Quantum Limits of Passive Optical Surface Metrology and Defect Detection

TL;DR

This paper establishes quantum limits for passive optical surface metrology, demonstrating that spatial mode sorting can significantly improve defect detection and feature estimation beyond classical methods.

Contribution

It introduces a quantum statistical framework for surface metrology, deriving ultimate bounds and optimal measurements for defect detection and geometrical feature estimation.

Findings

Spatial mode sorting enables near-quantum-limited estimation of surface crack features.

Enhanced defect detectability compared to direct imaging.

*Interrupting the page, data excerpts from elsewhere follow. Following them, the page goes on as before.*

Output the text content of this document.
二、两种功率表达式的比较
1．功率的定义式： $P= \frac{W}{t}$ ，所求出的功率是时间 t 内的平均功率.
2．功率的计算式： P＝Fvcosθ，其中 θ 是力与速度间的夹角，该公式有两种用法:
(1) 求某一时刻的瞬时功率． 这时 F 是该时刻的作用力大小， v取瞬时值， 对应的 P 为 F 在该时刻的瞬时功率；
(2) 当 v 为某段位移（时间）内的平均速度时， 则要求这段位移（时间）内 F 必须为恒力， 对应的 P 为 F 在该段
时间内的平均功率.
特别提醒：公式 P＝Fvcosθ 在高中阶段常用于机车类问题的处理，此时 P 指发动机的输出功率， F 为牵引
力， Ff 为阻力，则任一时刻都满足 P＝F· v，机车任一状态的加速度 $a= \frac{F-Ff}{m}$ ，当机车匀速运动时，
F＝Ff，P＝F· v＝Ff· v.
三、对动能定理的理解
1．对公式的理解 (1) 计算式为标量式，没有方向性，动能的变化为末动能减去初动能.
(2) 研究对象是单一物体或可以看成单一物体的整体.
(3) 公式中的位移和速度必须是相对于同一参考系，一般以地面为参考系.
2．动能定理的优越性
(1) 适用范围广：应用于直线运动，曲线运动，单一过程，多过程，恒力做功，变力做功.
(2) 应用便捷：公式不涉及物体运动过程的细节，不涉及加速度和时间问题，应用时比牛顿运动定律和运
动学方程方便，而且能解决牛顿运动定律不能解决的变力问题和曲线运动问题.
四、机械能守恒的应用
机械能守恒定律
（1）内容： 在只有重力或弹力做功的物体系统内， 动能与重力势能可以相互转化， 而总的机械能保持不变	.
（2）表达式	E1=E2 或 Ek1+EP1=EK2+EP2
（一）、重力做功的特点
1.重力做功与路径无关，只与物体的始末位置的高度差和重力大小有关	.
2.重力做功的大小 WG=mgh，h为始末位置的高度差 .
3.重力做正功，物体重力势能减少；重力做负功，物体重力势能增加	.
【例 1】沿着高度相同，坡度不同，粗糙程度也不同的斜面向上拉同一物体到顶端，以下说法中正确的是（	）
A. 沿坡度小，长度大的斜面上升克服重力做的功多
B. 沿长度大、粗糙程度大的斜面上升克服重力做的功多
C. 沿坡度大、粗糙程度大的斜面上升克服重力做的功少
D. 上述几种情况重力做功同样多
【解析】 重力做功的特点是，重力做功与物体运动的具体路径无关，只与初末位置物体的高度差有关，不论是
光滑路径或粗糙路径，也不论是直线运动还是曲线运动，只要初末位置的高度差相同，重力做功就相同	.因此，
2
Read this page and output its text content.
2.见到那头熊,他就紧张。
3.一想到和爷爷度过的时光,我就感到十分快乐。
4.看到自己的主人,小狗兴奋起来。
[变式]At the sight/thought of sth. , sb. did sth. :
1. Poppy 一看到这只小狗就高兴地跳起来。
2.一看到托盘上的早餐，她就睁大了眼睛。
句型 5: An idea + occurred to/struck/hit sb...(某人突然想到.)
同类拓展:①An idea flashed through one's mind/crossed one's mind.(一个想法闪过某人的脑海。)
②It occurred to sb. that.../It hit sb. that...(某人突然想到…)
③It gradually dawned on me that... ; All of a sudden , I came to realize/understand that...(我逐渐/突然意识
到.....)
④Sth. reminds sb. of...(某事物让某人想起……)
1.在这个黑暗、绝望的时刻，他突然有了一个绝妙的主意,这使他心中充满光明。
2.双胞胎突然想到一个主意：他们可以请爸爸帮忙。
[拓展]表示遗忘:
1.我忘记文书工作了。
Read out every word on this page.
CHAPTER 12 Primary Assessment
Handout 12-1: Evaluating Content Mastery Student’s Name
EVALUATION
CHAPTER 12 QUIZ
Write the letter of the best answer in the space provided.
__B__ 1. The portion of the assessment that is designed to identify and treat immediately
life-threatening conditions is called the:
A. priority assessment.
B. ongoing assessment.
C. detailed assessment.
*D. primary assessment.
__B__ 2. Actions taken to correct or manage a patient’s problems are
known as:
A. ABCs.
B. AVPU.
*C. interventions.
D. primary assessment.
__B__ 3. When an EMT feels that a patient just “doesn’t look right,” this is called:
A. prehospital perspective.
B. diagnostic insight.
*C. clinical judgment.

Framework applicable to sub-diffraction surface feature characterization.

Abstract

We develop a quantum statistical framework for passive optical surface metrology. Modelling a surface as an incoherent ensemble of point emitters imaged through a diffraction-limited system, we employ techniques from quantum parameter estimation and hypothesis testing to derive ultimate bounds for jointly estimating geometrical features and for deciding the presence or absence of surface defects, and we identify optimal measurements from the geometry of the point-spread-function manifold. As a representative application, we analyse a minimal surface crack model based on three point sources and show that spatial mode sorting can simultaneously enable near-quantum-limited estimation of crack width and depth and markedly enhanced detectability of the crack, compared with direct imaging. Our results pave the way towards enhanced optical inspection and characterisation of sub-diffraction surface features by probing a limited number of spatial modes without any illumination control.